KKR's man also pitched HSN, Inc (HSNI), otherwise known as the Home Shopping Network. He likes their demographic of 30-55 year old women with solid annual income to spend. Howard thinks that John Malone's Liberty Media could make a play for the company too, as he points out that Liberty owns 30% of HSNI and all of QVC, the other major player in the shopping-via-television arena.
Phil Falcone / Harbinger Capital Partners: Falcone talked about his wireless venture, LightSquared. We've covered this play numerous times and while it's not publicly traded yet, Falcone says that it will be some day. Essentially, this is Harbinger's concentrated bet on a 4G network.
Numerous hedge funds have invested in the 'more mobile data usage' theme via various plays. Some have elected to buy the wireless tower operators like American Tower, (AMT), Crown Castle (CCI), and SBA Communications (SBAC). Falcone, on the other hand, has elected to straight up build out his own network as his hedge fund has morphed into a semi-private equity-like fund. He noted that they've accumulated spectrum and are looking at a 4G terrestrial network.
Falcone also likes Crosstex Energy (XTXI). We covered his investment in XTXI back in December and the Harbinger manager likes it due to its complex financial structure. A master limited partnership owns the assets and then XTXI owns that partnership. He drew attention to the fact that this isn't a company that pulls gas out of the ground, but rather a play on gas processing and transmission. Falcone thinks XTXI is worth double what it's trading at now or more (around $9.50 currently).

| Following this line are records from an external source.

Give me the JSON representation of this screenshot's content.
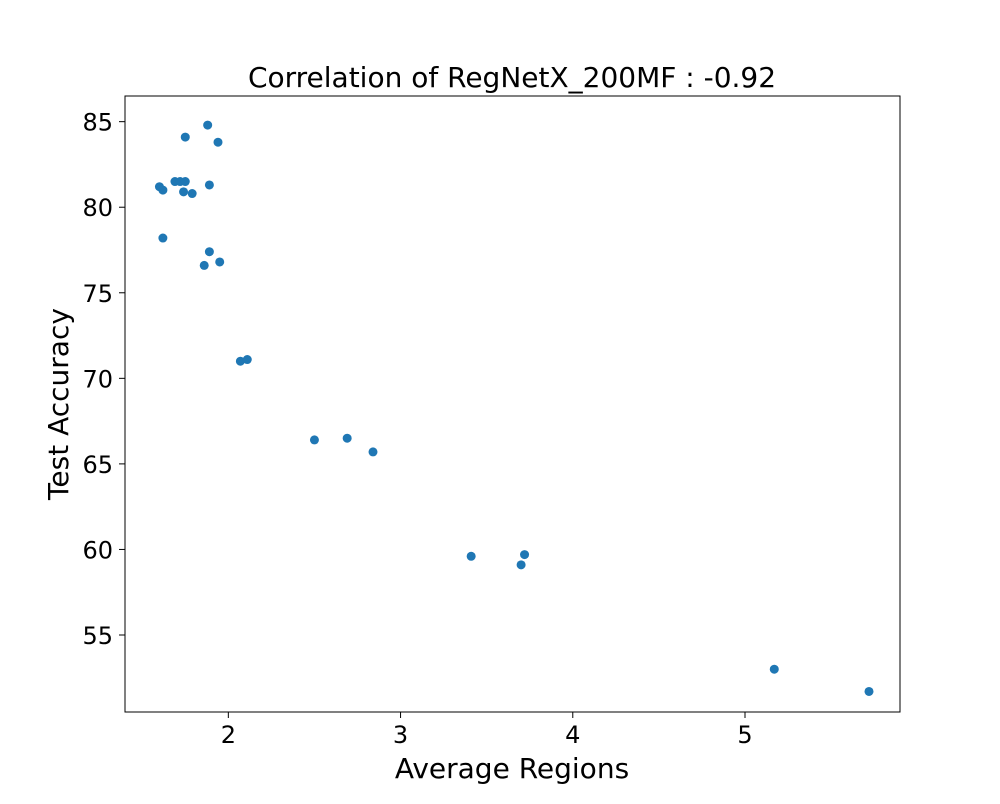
{
  "chart_data": {
    "type": "scatter",
    "title": "Correlation of RegNetX_200MF : -0.92",
    "xlabel": "Average Regions",
    "ylabel": "Test Accuracy",
    "xlim": [
      1.4,
      5.9
    ],
    "ylim": [
      50.5,
      86.5
    ],
    "xticks": [
      2,
      3,
      4,
      5
    ],
    "yticks": [
      55,
      60,
      65,
      70,
      75,
      80,
      85
    ],
    "xtick_labels": [
      "2",
      "3",
      "4",
      "5"
    ],
    "ytick_labels": [
      "55",
      "60",
      "65",
      "70",
      "75",
      "80",
      "85"
    ],
    "grid": false,
    "marker_color": "#1f77b4",
    "points": [
      {
        "x": 1.88,
        "y": 84.8
      },
      {
        "x": 1.75,
        "y": 84.1
      },
      {
        "x": 1.94,
        "y": 83.8
      },
      {
        "x": 1.69,
        "y": 81.5
      },
      {
        "x": 1.72,
        "y": 81.5
      },
      {
        "x": 1.75,
        "y": 81.5
      },
      {
        "x": 1.89,
        "y": 81.3
      },
      {
        "x": 1.6,
        "y": 81.2
      },
      {
        "x": 1.62,
        "y": 81.0
      },
      {
        "x": 1.74,
        "y": 80.9
      },
      {
        "x": 1.79,
        "y": 80.8
      },
      {
        "x": 1.62,
        "y": 78.2
      },
      {
        "x": 1.89,
        "y": 77.4
      },
      {
        "x": 1.95,
        "y": 76.8
      },
      {
        "x": 1.86,
        "y": 76.6
      },
      {
        "x": 2.07,
        "y": 71.0
      },
      {
        "x": 2.11,
        "y": 71.1
      },
      {
        "x": 2.5,
        "y": 66.4
      },
      {
        "x": 2.69,
        "y": 66.5
      },
      {
        "x": 2.84,
        "y": 65.7
      },
      {
        "x": 3.41,
        "y": 59.6
      },
      {
        "x": 3.7,
        "y": 59.1
      },
      {
        "x": 3.72,
        "y": 59.7
      },
      {
        "x": 5.17,
        "y": 53.0
      },
      {
        "x": 5.72,
        "y": 51.7
      }
    ]
  }
}
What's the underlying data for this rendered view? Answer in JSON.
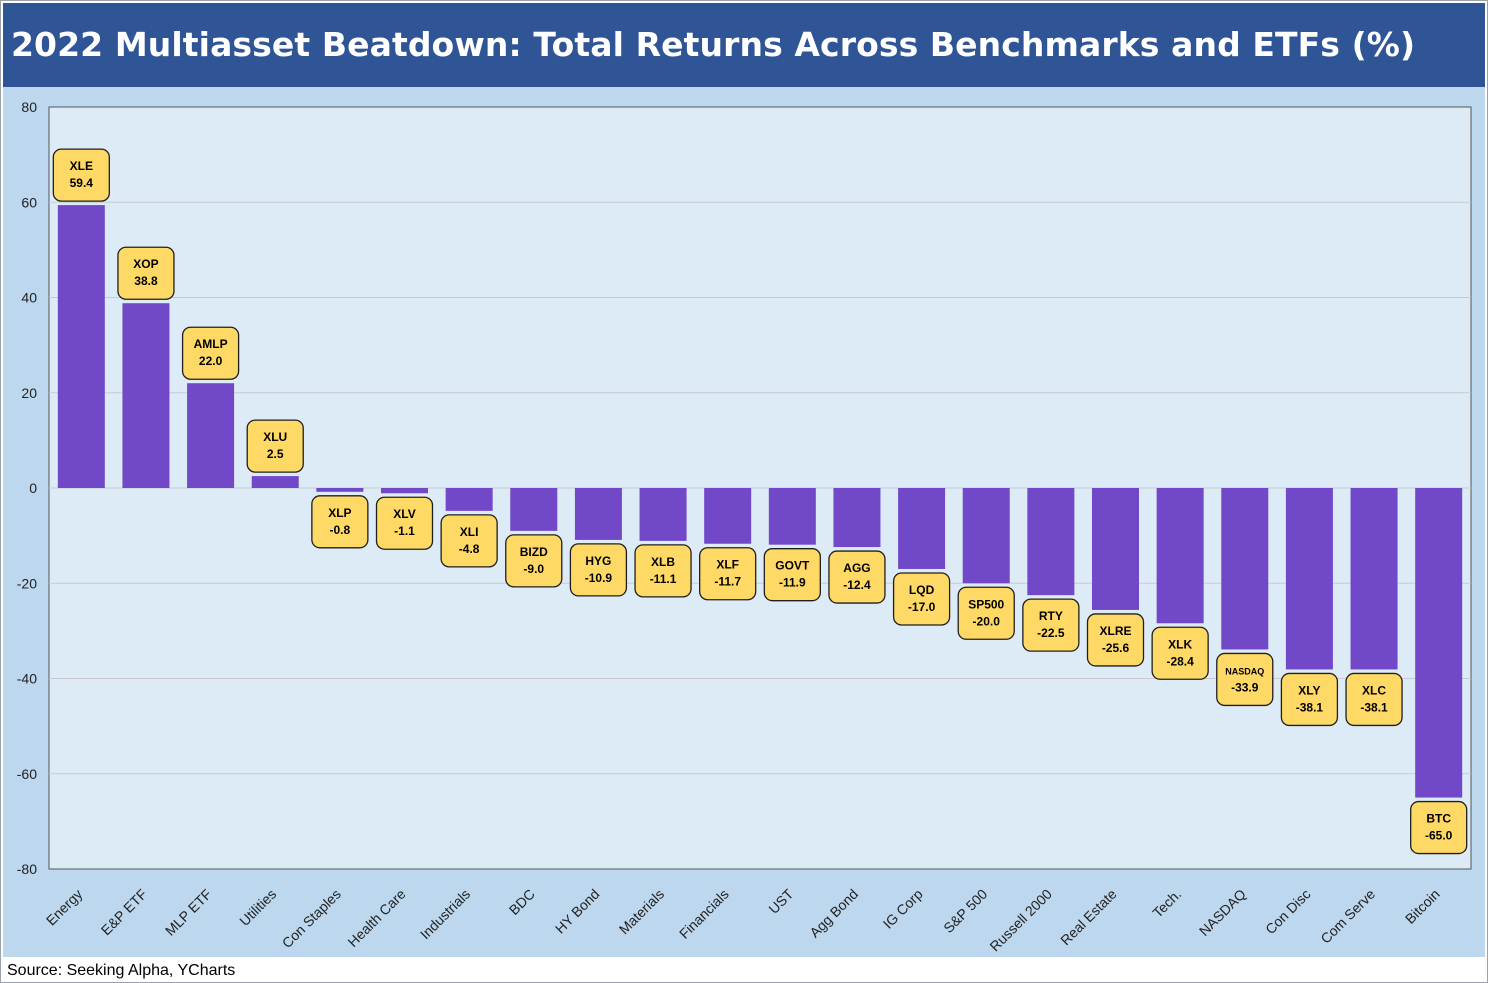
{
  "title": "2022 Multiasset Beatdown: Total Returns Across Benchmarks and ETFs (%)",
  "source": "Source: Seeking Alpha, YCharts",
  "colors": {
    "title_bg": "#2f5597",
    "chart_bg": "#bdd7ee",
    "plot_bg": "#ddebf7",
    "bar": "#7048c8",
    "label_fill": "#ffd966",
    "label_border": "#1f1f1f"
  },
  "chart_data": {
    "type": "bar",
    "title": "2022 Multiasset Beatdown: Total Returns Across Benchmarks and ETFs (%)",
    "xlabel": "",
    "ylabel": "",
    "ylim": [
      -80,
      80
    ],
    "yticks": [
      80,
      60,
      40,
      20,
      0,
      -20,
      -40,
      -60,
      -80
    ],
    "grid": true,
    "categories": [
      "Energy",
      "E&P ETF",
      "MLP ETF",
      "Utilities",
      "Con Staples",
      "Health Care",
      "Industrials",
      "BDC",
      "HY Bond",
      "Materials",
      "Financials",
      "UST",
      "Agg Bond",
      "IG Corp",
      "S&P 500",
      "Russell 2000",
      "Real Estate",
      "Tech.",
      "NASDAQ",
      "Con Disc",
      "Com Serve",
      "Bitcoin"
    ],
    "tickers": [
      "XLE",
      "XOP",
      "AMLP",
      "XLU",
      "XLP",
      "XLV",
      "XLI",
      "BIZD",
      "HYG",
      "XLB",
      "XLF",
      "GOVT",
      "AGG",
      "LQD",
      "SP500",
      "RTY",
      "XLRE",
      "XLK",
      "NASDAQ",
      "XLY",
      "XLC",
      "BTC"
    ],
    "values": [
      59.4,
      38.8,
      22.0,
      2.5,
      -0.8,
      -1.1,
      -4.8,
      -9.0,
      -10.9,
      -11.1,
      -11.7,
      -11.9,
      -12.4,
      -17.0,
      -20.0,
      -22.5,
      -25.6,
      -28.4,
      -33.9,
      -38.1,
      -38.1,
      -65.0
    ],
    "value_labels": [
      "59.4",
      "38.8",
      "22.0",
      "2.5",
      "-0.8",
      "-1.1",
      "-4.8",
      "-9.0",
      "-10.9",
      "-11.1",
      "-11.7",
      "-11.9",
      "-12.4",
      "-17.0",
      "-20.0",
      "-22.5",
      "-25.6",
      "-28.4",
      "-33.9",
      "-38.1",
      "-38.1",
      "-65.0"
    ]
  }
}
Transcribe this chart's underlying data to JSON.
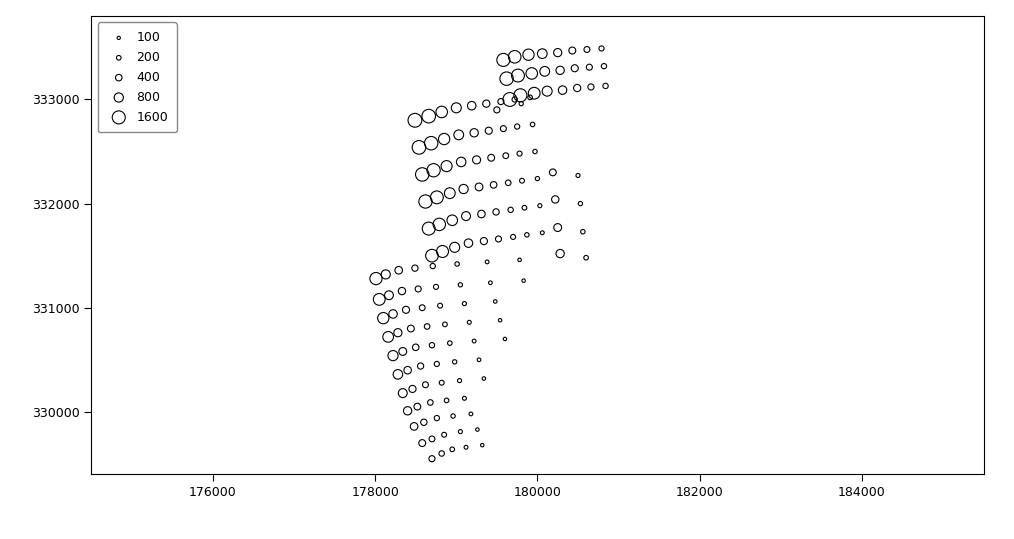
{
  "xlim": [
    174500,
    185500
  ],
  "ylim": [
    329400,
    333800
  ],
  "xticks": [
    176000,
    178000,
    180000,
    182000,
    184000
  ],
  "yticks": [
    330000,
    331000,
    332000,
    333000
  ],
  "legend_sizes": [
    100,
    200,
    400,
    800,
    1600
  ],
  "legend_labels": [
    "100",
    "200",
    "400",
    "800",
    "1600"
  ],
  "background": "#ffffff",
  "circle_edgecolor": "#000000",
  "circle_facecolor": "none",
  "linewidth": 0.8,
  "scale": 0.055,
  "points": [
    [
      178700,
      329550,
      350
    ],
    [
      178820,
      329600,
      280
    ],
    [
      178950,
      329640,
      200
    ],
    [
      179120,
      329660,
      140
    ],
    [
      179320,
      329680,
      110
    ],
    [
      178580,
      329700,
      450
    ],
    [
      178700,
      329740,
      320
    ],
    [
      178850,
      329780,
      220
    ],
    [
      179050,
      329810,
      155
    ],
    [
      179260,
      329830,
      115
    ],
    [
      178480,
      329860,
      550
    ],
    [
      178600,
      329900,
      380
    ],
    [
      178760,
      329940,
      265
    ],
    [
      178960,
      329960,
      180
    ],
    [
      179180,
      329980,
      130
    ],
    [
      178400,
      330010,
      650
    ],
    [
      178520,
      330050,
      430
    ],
    [
      178680,
      330090,
      295
    ],
    [
      178880,
      330110,
      200
    ],
    [
      179100,
      330130,
      145
    ],
    [
      178340,
      330180,
      750
    ],
    [
      178460,
      330220,
      480
    ],
    [
      178620,
      330260,
      330
    ],
    [
      178820,
      330280,
      225
    ],
    [
      179040,
      330300,
      160
    ],
    [
      179340,
      330320,
      115
    ],
    [
      178280,
      330360,
      860
    ],
    [
      178400,
      330400,
      530
    ],
    [
      178560,
      330440,
      365
    ],
    [
      178760,
      330460,
      248
    ],
    [
      178980,
      330480,
      175
    ],
    [
      179280,
      330500,
      125
    ],
    [
      178220,
      330540,
      970
    ],
    [
      178340,
      330580,
      580
    ],
    [
      178500,
      330620,
      400
    ],
    [
      178700,
      330640,
      270
    ],
    [
      178920,
      330660,
      192
    ],
    [
      179220,
      330680,
      135
    ],
    [
      179600,
      330700,
      108
    ],
    [
      178160,
      330720,
      1080
    ],
    [
      178280,
      330760,
      630
    ],
    [
      178440,
      330800,
      435
    ],
    [
      178640,
      330820,
      295
    ],
    [
      178860,
      330840,
      208
    ],
    [
      179160,
      330860,
      148
    ],
    [
      179540,
      330880,
      112
    ],
    [
      178100,
      330900,
      1200
    ],
    [
      178220,
      330940,
      680
    ],
    [
      178380,
      330980,
      470
    ],
    [
      178580,
      331000,
      320
    ],
    [
      178800,
      331020,
      225
    ],
    [
      179100,
      331040,
      160
    ],
    [
      179480,
      331060,
      118
    ],
    [
      178050,
      331080,
      1300
    ],
    [
      178170,
      331120,
      730
    ],
    [
      178330,
      331160,
      505
    ],
    [
      178530,
      331180,
      345
    ],
    [
      178750,
      331200,
      242
    ],
    [
      179050,
      331220,
      172
    ],
    [
      179420,
      331240,
      125
    ],
    [
      179830,
      331260,
      110
    ],
    [
      178010,
      331280,
      1400
    ],
    [
      178130,
      331320,
      780
    ],
    [
      178290,
      331360,
      540
    ],
    [
      178490,
      331380,
      370
    ],
    [
      178710,
      331400,
      260
    ],
    [
      179010,
      331420,
      185
    ],
    [
      179380,
      331440,
      133
    ],
    [
      179780,
      331460,
      115
    ],
    [
      178700,
      331500,
      1500
    ],
    [
      178830,
      331540,
      1350
    ],
    [
      178980,
      331580,
      950
    ],
    [
      179150,
      331620,
      680
    ],
    [
      179340,
      331640,
      480
    ],
    [
      179520,
      331660,
      340
    ],
    [
      179700,
      331680,
      240
    ],
    [
      179870,
      331700,
      185
    ],
    [
      180060,
      331720,
      140
    ],
    [
      180280,
      331520,
      650
    ],
    [
      180600,
      331480,
      200
    ],
    [
      178660,
      331760,
      1580
    ],
    [
      178790,
      331800,
      1450
    ],
    [
      178950,
      331840,
      1050
    ],
    [
      179120,
      331880,
      750
    ],
    [
      179310,
      331900,
      530
    ],
    [
      179490,
      331920,
      375
    ],
    [
      179670,
      331940,
      268
    ],
    [
      179840,
      331960,
      205
    ],
    [
      180030,
      331980,
      156
    ],
    [
      180250,
      331770,
      580
    ],
    [
      180560,
      331730,
      185
    ],
    [
      178620,
      332020,
      1650
    ],
    [
      178760,
      332060,
      1550
    ],
    [
      178920,
      332100,
      1100
    ],
    [
      179090,
      332140,
      800
    ],
    [
      179280,
      332160,
      570
    ],
    [
      179460,
      332180,
      408
    ],
    [
      179640,
      332200,
      292
    ],
    [
      179810,
      332220,
      222
    ],
    [
      180000,
      332240,
      168
    ],
    [
      180220,
      332040,
      510
    ],
    [
      180530,
      332000,
      170
    ],
    [
      178580,
      332280,
      1700
    ],
    [
      178720,
      332320,
      1650
    ],
    [
      178880,
      332360,
      1150
    ],
    [
      179060,
      332400,
      850
    ],
    [
      179250,
      332420,
      610
    ],
    [
      179430,
      332440,
      438
    ],
    [
      179610,
      332460,
      315
    ],
    [
      179780,
      332480,
      240
    ],
    [
      179970,
      332500,
      180
    ],
    [
      180190,
      332300,
      440
    ],
    [
      180500,
      332270,
      155
    ],
    [
      178540,
      332540,
      1750
    ],
    [
      178690,
      332580,
      1700
    ],
    [
      178850,
      332620,
      1200
    ],
    [
      179030,
      332660,
      900
    ],
    [
      179220,
      332680,
      650
    ],
    [
      179400,
      332700,
      470
    ],
    [
      179580,
      332720,
      338
    ],
    [
      179750,
      332740,
      258
    ],
    [
      179940,
      332760,
      194
    ],
    [
      179500,
      332900,
      350
    ],
    [
      179800,
      332960,
      170
    ],
    [
      179660,
      333000,
      1800
    ],
    [
      179790,
      333040,
      1600
    ],
    [
      179960,
      333060,
      1300
    ],
    [
      180120,
      333080,
      940
    ],
    [
      180310,
      333090,
      680
    ],
    [
      180490,
      333110,
      490
    ],
    [
      180660,
      333120,
      355
    ],
    [
      180840,
      333130,
      270
    ],
    [
      179620,
      333200,
      1700
    ],
    [
      179760,
      333230,
      1550
    ],
    [
      179930,
      333250,
      1250
    ],
    [
      180090,
      333270,
      900
    ],
    [
      180280,
      333280,
      650
    ],
    [
      180460,
      333300,
      470
    ],
    [
      180640,
      333310,
      342
    ],
    [
      180820,
      333320,
      260
    ],
    [
      179580,
      333380,
      1600
    ],
    [
      179720,
      333410,
      1480
    ],
    [
      179890,
      333430,
      1200
    ],
    [
      180060,
      333440,
      880
    ],
    [
      180250,
      333450,
      630
    ],
    [
      180430,
      333470,
      452
    ],
    [
      180610,
      333480,
      328
    ],
    [
      180790,
      333490,
      248
    ],
    [
      178490,
      332800,
      1800
    ],
    [
      178660,
      332840,
      1750
    ],
    [
      178820,
      332880,
      1250
    ],
    [
      179000,
      332920,
      940
    ],
    [
      179190,
      332940,
      680
    ],
    [
      179370,
      332960,
      490
    ],
    [
      179550,
      332980,
      352
    ],
    [
      179720,
      333000,
      268
    ],
    [
      179910,
      333020,
      202
    ]
  ]
}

Jim Chanos / Kynikos Associates: The well-known short-seller attacked alternative energy 'green' plays with a presentation entitled, "Does Solar and Wind = Hot Air?" Chanos said that, "wind is 50% more expensive than natural gas, and solar is 4 times more expensive" and that natural gas prices have essentially shot an "economic arrow" into alternative energy.
In particular, Chanos mentioned Denmark-based Vestas (CPH:VWS or PINK: VWDRY), a company focused on wind power that might be worth looking at for a short.
However, he is most excited about shorting solar power via First Solar (FSLR), a company he believes has outdated technology. Chanos was recently on television talking negatively about this name as well. He points out that Spain and Italy utilize solar power the most. But, the problem there is that the demand is highly subsidized. Also, he points to the management exodus at FSLR as a warning sign for investors to exit shares.